Except for the occasional historian or brave graduate student searching for an obscure thesis, there were few who even knew what was in the boxes -- the Rancho San Pedro collection, bequeathed to the university by the Dominguez family in 1971.
Now, armed with a $98,000 federal grant and matching funds from the university, archivist Greg Williams aims to change that -- and, ultimately, to shed more light on a half century of South Bay history.
This month, Williams and two assistants began the meticulous task of sorting and cataloging thousands of maps, photographs, letters, leases, expense ledgers and other business and personal documents contained in the collection. Then they'll digitize the catalog, listing its contents online for easier access by researchers worldwide.
"Any collection this big has many stories and secrets you hope the researchers can find," said Williams, director of the university library's archives and special collections. "It's the job of historians to find the deeper meaning in the collection. It's the job of archivists to give the hints."

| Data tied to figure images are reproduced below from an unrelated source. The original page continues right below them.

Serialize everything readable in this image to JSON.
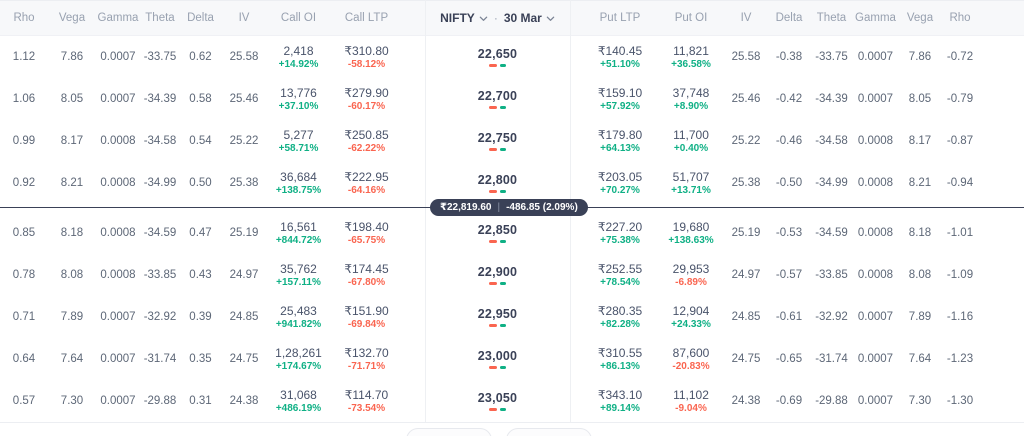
{
  "columns": {
    "call": [
      "Rho",
      "Vega",
      "Gamma",
      "Theta",
      "Delta",
      "IV",
      "Call OI",
      "Call LTP"
    ],
    "put": [
      "Put LTP",
      "Put OI",
      "IV",
      "Delta",
      "Theta",
      "Gamma",
      "Vega",
      "Rho"
    ]
  },
  "selectors": {
    "symbol": "NIFTY",
    "separator": "·",
    "expiry": "30 Mar"
  },
  "spot": {
    "price": "₹22,819.60",
    "divider": "|",
    "change": "-486.85 (2.09%)"
  },
  "colors": {
    "green": "#0fb085",
    "red": "#fa6550",
    "pill_bg": "#3a4157"
  },
  "rows": [
    {
      "call": {
        "rho": "1.12",
        "vega": "7.86",
        "gamma": "0.0007",
        "theta": "-33.75",
        "delta": "0.62",
        "iv": "25.58",
        "oi": "2,418",
        "oiChg": "+14.92%",
        "ltp": "₹310.80",
        "ltpChg": "-58.12%"
      },
      "strike": "22,650",
      "put": {
        "ltp": "₹140.45",
        "ltpChg": "+51.10%",
        "oi": "11,821",
        "oiChg": "+36.58%",
        "iv": "25.58",
        "delta": "-0.38",
        "theta": "-33.75",
        "gamma": "0.0007",
        "vega": "7.86",
        "rho": "-0.72"
      }
    },
    {
      "call": {
        "rho": "1.06",
        "vega": "8.05",
        "gamma": "0.0007",
        "theta": "-34.39",
        "delta": "0.58",
        "iv": "25.46",
        "oi": "13,776",
        "oiChg": "+37.10%",
        "ltp": "₹279.90",
        "ltpChg": "-60.17%"
      },
      "strike": "22,700",
      "put": {
        "ltp": "₹159.10",
        "ltpChg": "+57.92%",
        "oi": "37,748",
        "oiChg": "+8.90%",
        "iv": "25.46",
        "delta": "-0.42",
        "theta": "-34.39",
        "gamma": "0.0007",
        "vega": "8.05",
        "rho": "-0.79"
      }
    },
    {
      "call": {
        "rho": "0.99",
        "vega": "8.17",
        "gamma": "0.0008",
        "theta": "-34.58",
        "delta": "0.54",
        "iv": "25.22",
        "oi": "5,277",
        "oiChg": "+58.71%",
        "ltp": "₹250.85",
        "ltpChg": "-62.22%"
      },
      "strike": "22,750",
      "put": {
        "ltp": "₹179.80",
        "ltpChg": "+64.13%",
        "oi": "11,700",
        "oiChg": "+0.40%",
        "iv": "25.22",
        "delta": "-0.46",
        "theta": "-34.58",
        "gamma": "0.0008",
        "vega": "8.17",
        "rho": "-0.87"
      }
    },
    {
      "call": {
        "rho": "0.92",
        "vega": "8.21",
        "gamma": "0.0008",
        "theta": "-34.99",
        "delta": "0.50",
        "iv": "25.38",
        "oi": "36,684",
        "oiChg": "+138.75%",
        "ltp": "₹222.95",
        "ltpChg": "-64.16%"
      },
      "strike": "22,800",
      "put": {
        "ltp": "₹203.05",
        "ltpChg": "+70.27%",
        "oi": "51,707",
        "oiChg": "+13.71%",
        "iv": "25.38",
        "delta": "-0.50",
        "theta": "-34.99",
        "gamma": "0.0008",
        "vega": "8.21",
        "rho": "-0.94"
      }
    },
    {
      "call": {
        "rho": "0.85",
        "vega": "8.18",
        "gamma": "0.0008",
        "theta": "-34.59",
        "delta": "0.47",
        "iv": "25.19",
        "oi": "16,561",
        "oiChg": "+844.72%",
        "ltp": "₹198.40",
        "ltpChg": "-65.75%"
      },
      "strike": "22,850",
      "put": {
        "ltp": "₹227.20",
        "ltpChg": "+75.38%",
        "oi": "19,680",
        "oiChg": "+138.63%",
        "iv": "25.19",
        "delta": "-0.53",
        "theta": "-34.59",
        "gamma": "0.0008",
        "vega": "8.18",
        "rho": "-1.01"
      }
    },
    {
      "call": {
        "rho": "0.78",
        "vega": "8.08",
        "gamma": "0.0008",
        "theta": "-33.85",
        "delta": "0.43",
        "iv": "24.97",
        "oi": "35,762",
        "oiChg": "+157.11%",
        "ltp": "₹174.45",
        "ltpChg": "-67.80%"
      },
      "strike": "22,900",
      "put": {
        "ltp": "₹252.55",
        "ltpChg": "+78.54%",
        "oi": "29,953",
        "oiChg": "-6.89%",
        "iv": "24.97",
        "delta": "-0.57",
        "theta": "-33.85",
        "gamma": "0.0008",
        "vega": "8.08",
        "rho": "-1.09"
      }
    },
    {
      "call": {
        "rho": "0.71",
        "vega": "7.89",
        "gamma": "0.0007",
        "theta": "-32.92",
        "delta": "0.39",
        "iv": "24.85",
        "oi": "25,483",
        "oiChg": "+941.82%",
        "ltp": "₹151.90",
        "ltpChg": "-69.84%"
      },
      "strike": "22,950",
      "put": {
        "ltp": "₹280.35",
        "ltpChg": "+82.28%",
        "oi": "12,904",
        "oiChg": "+24.33%",
        "iv": "24.85",
        "delta": "-0.61",
        "theta": "-32.92",
        "gamma": "0.0007",
        "vega": "7.89",
        "rho": "-1.16"
      }
    },
    {
      "call": {
        "rho": "0.64",
        "vega": "7.64",
        "gamma": "0.0007",
        "theta": "-31.74",
        "delta": "0.35",
        "iv": "24.75",
        "oi": "1,28,261",
        "oiChg": "+174.67%",
        "ltp": "₹132.70",
        "ltpChg": "-71.71%"
      },
      "strike": "23,000",
      "put": {
        "ltp": "₹310.55",
        "ltpChg": "+86.13%",
        "oi": "87,600",
        "oiChg": "-20.83%",
        "iv": "24.75",
        "delta": "-0.65",
        "theta": "-31.74",
        "gamma": "0.0007",
        "vega": "7.64",
        "rho": "-1.23"
      }
    },
    {
      "call": {
        "rho": "0.57",
        "vega": "7.30",
        "gamma": "0.0007",
        "theta": "-29.88",
        "delta": "0.31",
        "iv": "24.38",
        "oi": "31,068",
        "oiChg": "+486.19%",
        "ltp": "₹114.70",
        "ltpChg": "-73.54%"
      },
      "strike": "23,050",
      "put": {
        "ltp": "₹343.10",
        "ltpChg": "+89.14%",
        "oi": "11,102",
        "oiChg": "-9.04%",
        "iv": "24.38",
        "delta": "-0.69",
        "theta": "-29.88",
        "gamma": "0.0007",
        "vega": "7.30",
        "rho": "-1.30"
      }
    }
  ]
}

Because the documents come from families and businesses that were so integral to the development of the South Bay, it's likely they contain fodder for volumes of local history yet to be written, Williams said.
The story dates back to 1782, when Spain granted the original Rancho San Pedro -- then more than 75,000 acres, stretching from Compton to Redondo Beach to Long Beach -- to soldier and colonizer Juan Jose Dominguez.

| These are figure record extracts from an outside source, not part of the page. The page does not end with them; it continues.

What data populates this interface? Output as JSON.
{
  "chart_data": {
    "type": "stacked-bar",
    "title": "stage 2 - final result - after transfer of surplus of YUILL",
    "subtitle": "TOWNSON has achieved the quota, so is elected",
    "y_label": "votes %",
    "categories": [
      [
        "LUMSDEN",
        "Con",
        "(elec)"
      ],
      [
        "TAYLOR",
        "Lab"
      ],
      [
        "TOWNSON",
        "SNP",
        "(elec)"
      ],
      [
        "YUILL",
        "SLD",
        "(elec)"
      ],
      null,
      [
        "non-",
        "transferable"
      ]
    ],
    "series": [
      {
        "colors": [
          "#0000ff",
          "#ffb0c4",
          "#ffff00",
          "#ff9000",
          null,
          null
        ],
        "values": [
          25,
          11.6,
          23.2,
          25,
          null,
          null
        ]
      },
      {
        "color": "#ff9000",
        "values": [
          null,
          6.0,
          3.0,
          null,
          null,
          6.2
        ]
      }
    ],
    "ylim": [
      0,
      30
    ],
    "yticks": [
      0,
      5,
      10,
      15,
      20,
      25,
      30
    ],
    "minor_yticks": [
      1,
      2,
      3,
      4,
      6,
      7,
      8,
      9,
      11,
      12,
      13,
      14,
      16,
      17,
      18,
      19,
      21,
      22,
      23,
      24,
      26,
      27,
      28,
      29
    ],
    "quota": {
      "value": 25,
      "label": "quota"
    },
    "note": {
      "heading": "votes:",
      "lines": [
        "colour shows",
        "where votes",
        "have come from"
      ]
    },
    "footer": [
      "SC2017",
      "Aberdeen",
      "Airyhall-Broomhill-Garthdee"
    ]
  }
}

The library holds a number of high-profile documents from that era. On loan from the family is the 1858 land patent, signed by then-President James Buchanan, ceding the Rancho San Pedro -- minus 31,000 acres of the Palos Verdes Peninsula, which was snapped up by the Sepulveda family -- to the Dominguez family after American takeover.

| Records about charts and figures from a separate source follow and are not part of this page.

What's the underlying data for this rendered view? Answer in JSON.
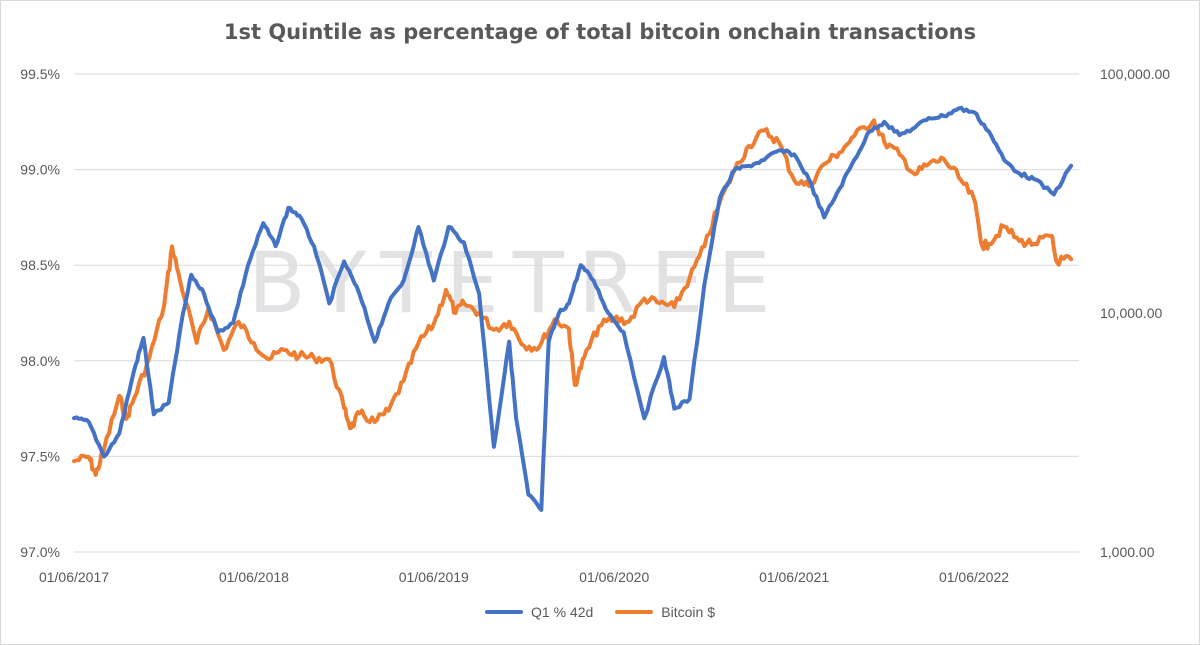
{
  "chart_data": {
    "type": "line",
    "title": "1st Quintile as percentage of total bitcoin onchain transactions",
    "watermark": "BYTETREE",
    "x_tick_labels": [
      "01/06/2017",
      "01/06/2018",
      "01/06/2019",
      "01/06/2020",
      "01/06/2021",
      "01/06/2022"
    ],
    "left_axis": {
      "label": "",
      "ylim": [
        97.0,
        99.5
      ],
      "ticks": [
        "97.0%",
        "97.5%",
        "98.0%",
        "98.5%",
        "99.0%",
        "99.5%"
      ],
      "tick_values": [
        97.0,
        97.5,
        98.0,
        98.5,
        99.0,
        99.5
      ]
    },
    "right_axis": {
      "label": "",
      "scale": "log",
      "ylim": [
        1000,
        100000
      ],
      "ticks": [
        "1,000.00",
        "10,000.00",
        "100,000.00"
      ],
      "tick_values": [
        1000,
        10000,
        100000
      ]
    },
    "x_range": [
      "2017-06-01",
      "2022-12-31"
    ],
    "grid": true,
    "legend_position": "bottom",
    "series": [
      {
        "name": "Q1 % 42d",
        "axis": "left",
        "color": "#4472c4",
        "points": [
          [
            "2017-06-01",
            97.7
          ],
          [
            "2017-07-01",
            97.68
          ],
          [
            "2017-08-01",
            97.5
          ],
          [
            "2017-09-01",
            97.62
          ],
          [
            "2017-10-01",
            97.95
          ],
          [
            "2017-10-20",
            98.12
          ],
          [
            "2017-11-10",
            97.72
          ],
          [
            "2017-12-10",
            97.78
          ],
          [
            "2018-01-05",
            98.2
          ],
          [
            "2018-01-25",
            98.45
          ],
          [
            "2018-02-20",
            98.35
          ],
          [
            "2018-03-20",
            98.15
          ],
          [
            "2018-04-20",
            98.2
          ],
          [
            "2018-05-20",
            98.5
          ],
          [
            "2018-06-20",
            98.72
          ],
          [
            "2018-07-15",
            98.6
          ],
          [
            "2018-08-10",
            98.8
          ],
          [
            "2018-09-01",
            98.76
          ],
          [
            "2018-10-01",
            98.6
          ],
          [
            "2018-11-01",
            98.3
          ],
          [
            "2018-12-01",
            98.52
          ],
          [
            "2019-01-01",
            98.35
          ],
          [
            "2019-02-01",
            98.1
          ],
          [
            "2019-03-01",
            98.3
          ],
          [
            "2019-04-01",
            98.42
          ],
          [
            "2019-05-01",
            98.7
          ],
          [
            "2019-06-01",
            98.42
          ],
          [
            "2019-07-01",
            98.7
          ],
          [
            "2019-08-01",
            98.62
          ],
          [
            "2019-09-01",
            98.35
          ],
          [
            "2019-10-01",
            97.55
          ],
          [
            "2019-11-01",
            98.1
          ],
          [
            "2019-11-15",
            97.7
          ],
          [
            "2019-12-10",
            97.3
          ],
          [
            "2020-01-05",
            97.22
          ],
          [
            "2020-01-20",
            98.1
          ],
          [
            "2020-02-10",
            98.25
          ],
          [
            "2020-03-01",
            98.3
          ],
          [
            "2020-03-25",
            98.5
          ],
          [
            "2020-04-20",
            98.42
          ],
          [
            "2020-05-20",
            98.25
          ],
          [
            "2020-06-20",
            98.15
          ],
          [
            "2020-08-01",
            97.7
          ],
          [
            "2020-09-10",
            98.02
          ],
          [
            "2020-10-01",
            97.75
          ],
          [
            "2020-11-01",
            97.8
          ],
          [
            "2020-12-01",
            98.4
          ],
          [
            "2021-01-01",
            98.85
          ],
          [
            "2021-02-01",
            99.0
          ],
          [
            "2021-03-01",
            99.02
          ],
          [
            "2021-04-01",
            99.05
          ],
          [
            "2021-05-01",
            99.1
          ],
          [
            "2021-06-01",
            99.08
          ],
          [
            "2021-07-01",
            98.95
          ],
          [
            "2021-08-01",
            98.75
          ],
          [
            "2021-09-01",
            98.9
          ],
          [
            "2021-10-01",
            99.05
          ],
          [
            "2021-11-01",
            99.2
          ],
          [
            "2021-12-01",
            99.25
          ],
          [
            "2022-01-01",
            99.18
          ],
          [
            "2022-02-01",
            99.22
          ],
          [
            "2022-03-01",
            99.27
          ],
          [
            "2022-04-01",
            99.28
          ],
          [
            "2022-05-01",
            99.32
          ],
          [
            "2022-06-01",
            99.3
          ],
          [
            "2022-07-01",
            99.2
          ],
          [
            "2022-08-01",
            99.05
          ],
          [
            "2022-09-01",
            98.98
          ],
          [
            "2022-10-01",
            98.95
          ],
          [
            "2022-11-10",
            98.87
          ],
          [
            "2022-12-15",
            99.02
          ]
        ]
      },
      {
        "name": "Bitcoin $",
        "axis": "right",
        "color": "#ed7d31",
        "points": [
          [
            "2017-06-01",
            2400
          ],
          [
            "2017-07-01",
            2500
          ],
          [
            "2017-07-15",
            2100
          ],
          [
            "2017-08-01",
            2700
          ],
          [
            "2017-09-01",
            4500
          ],
          [
            "2017-09-15",
            3600
          ],
          [
            "2017-10-01",
            4400
          ],
          [
            "2017-11-01",
            6500
          ],
          [
            "2017-12-01",
            10800
          ],
          [
            "2017-12-17",
            19000
          ],
          [
            "2018-01-01",
            14000
          ],
          [
            "2018-02-05",
            7500
          ],
          [
            "2018-03-01",
            10500
          ],
          [
            "2018-04-01",
            7000
          ],
          [
            "2018-05-01",
            9200
          ],
          [
            "2018-06-01",
            7500
          ],
          [
            "2018-07-01",
            6400
          ],
          [
            "2018-08-01",
            7000
          ],
          [
            "2018-09-01",
            6600
          ],
          [
            "2018-10-01",
            6500
          ],
          [
            "2018-11-01",
            6400
          ],
          [
            "2018-12-01",
            4000
          ],
          [
            "2018-12-15",
            3300
          ],
          [
            "2019-01-01",
            3800
          ],
          [
            "2019-02-01",
            3500
          ],
          [
            "2019-03-01",
            3900
          ],
          [
            "2019-04-01",
            5200
          ],
          [
            "2019-05-01",
            7500
          ],
          [
            "2019-06-01",
            9000
          ],
          [
            "2019-06-26",
            12500
          ],
          [
            "2019-07-15",
            10000
          ],
          [
            "2019-08-01",
            11000
          ],
          [
            "2019-09-01",
            10000
          ],
          [
            "2019-10-01",
            8500
          ],
          [
            "2019-11-01",
            9200
          ],
          [
            "2019-12-01",
            7300
          ],
          [
            "2020-01-01",
            7200
          ],
          [
            "2020-02-01",
            9400
          ],
          [
            "2020-03-01",
            8600
          ],
          [
            "2020-03-13",
            5000
          ],
          [
            "2020-04-01",
            6500
          ],
          [
            "2020-05-01",
            8800
          ],
          [
            "2020-06-01",
            9500
          ],
          [
            "2020-07-01",
            9200
          ],
          [
            "2020-08-01",
            11500
          ],
          [
            "2020-09-01",
            11000
          ],
          [
            "2020-10-01",
            10600
          ],
          [
            "2020-11-01",
            14000
          ],
          [
            "2020-12-01",
            19000
          ],
          [
            "2021-01-01",
            29000
          ],
          [
            "2021-02-01",
            40000
          ],
          [
            "2021-03-01",
            50000
          ],
          [
            "2021-04-01",
            58000
          ],
          [
            "2021-05-01",
            52000
          ],
          [
            "2021-06-01",
            36000
          ],
          [
            "2021-07-01",
            34000
          ],
          [
            "2021-08-01",
            42000
          ],
          [
            "2021-09-01",
            47000
          ],
          [
            "2021-10-01",
            55000
          ],
          [
            "2021-11-10",
            64000
          ],
          [
            "2021-12-01",
            52000
          ],
          [
            "2022-01-01",
            46000
          ],
          [
            "2022-02-01",
            38000
          ],
          [
            "2022-03-01",
            42000
          ],
          [
            "2022-04-01",
            44000
          ],
          [
            "2022-05-01",
            37000
          ],
          [
            "2022-06-01",
            30000
          ],
          [
            "2022-06-18",
            19000
          ],
          [
            "2022-07-01",
            19500
          ],
          [
            "2022-08-01",
            23000
          ],
          [
            "2022-09-01",
            20000
          ],
          [
            "2022-10-01",
            19500
          ],
          [
            "2022-11-05",
            21000
          ],
          [
            "2022-11-15",
            16500
          ],
          [
            "2022-12-15",
            16800
          ]
        ]
      }
    ]
  }
}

The university's Rancho San Pedro collection includes documents mainly from the period after 1882, when the land was divided among six sisters, Dominguez descendants with other names familiar to local folks: Del Amo, Carson, Watson.
To manage the land and its assets, the sisters set up businesses -- the Dominguez Water Co., the Del Amo Estate Co., the Watson Land Co. and others -- that provided the economic engine for early oil exploration, water rights and land development in much of the South Bay and Harbor Area.
The letters and documents from those companies, rescued from office drawers, closets and storage bins may appear mundane. But historian Judson Grenier said they are a "treasure trove" for those interested in cobbling together "a socioeconomic portrait" of the area from the late 1800s through the 1940s.
Robert Gillingham, an adjunct professor who helped bring the collection to the university, waded through the previously uncategorized material to write the seminal book The Rancho San Pedro. But Grenier said there are many more tales to be told.
"There are letters to and from Japanese tenant farmers before, during and after internment. There are records of payments to Native Americans who served as horsemen," said Grenier, a Dominguez Hills professor since the university opened. "You can see how this can become multiethnic. Nobody's written a history on these before."
He mined the collection in the 1980s to write a book on the Watson family, just edited a second printing of Gillingham's book and is currently writing a biography on a descendent named George Carson.
"I had to go through (the Watson Land Co. and Carson family documents) without aids or organization of any kind," Grenier said. "It was hard. It took a lot of time."
Now, he said, once the archival project is completed you can "pick your topic and you're halfway there -- you can plunge into this great mass of stuff."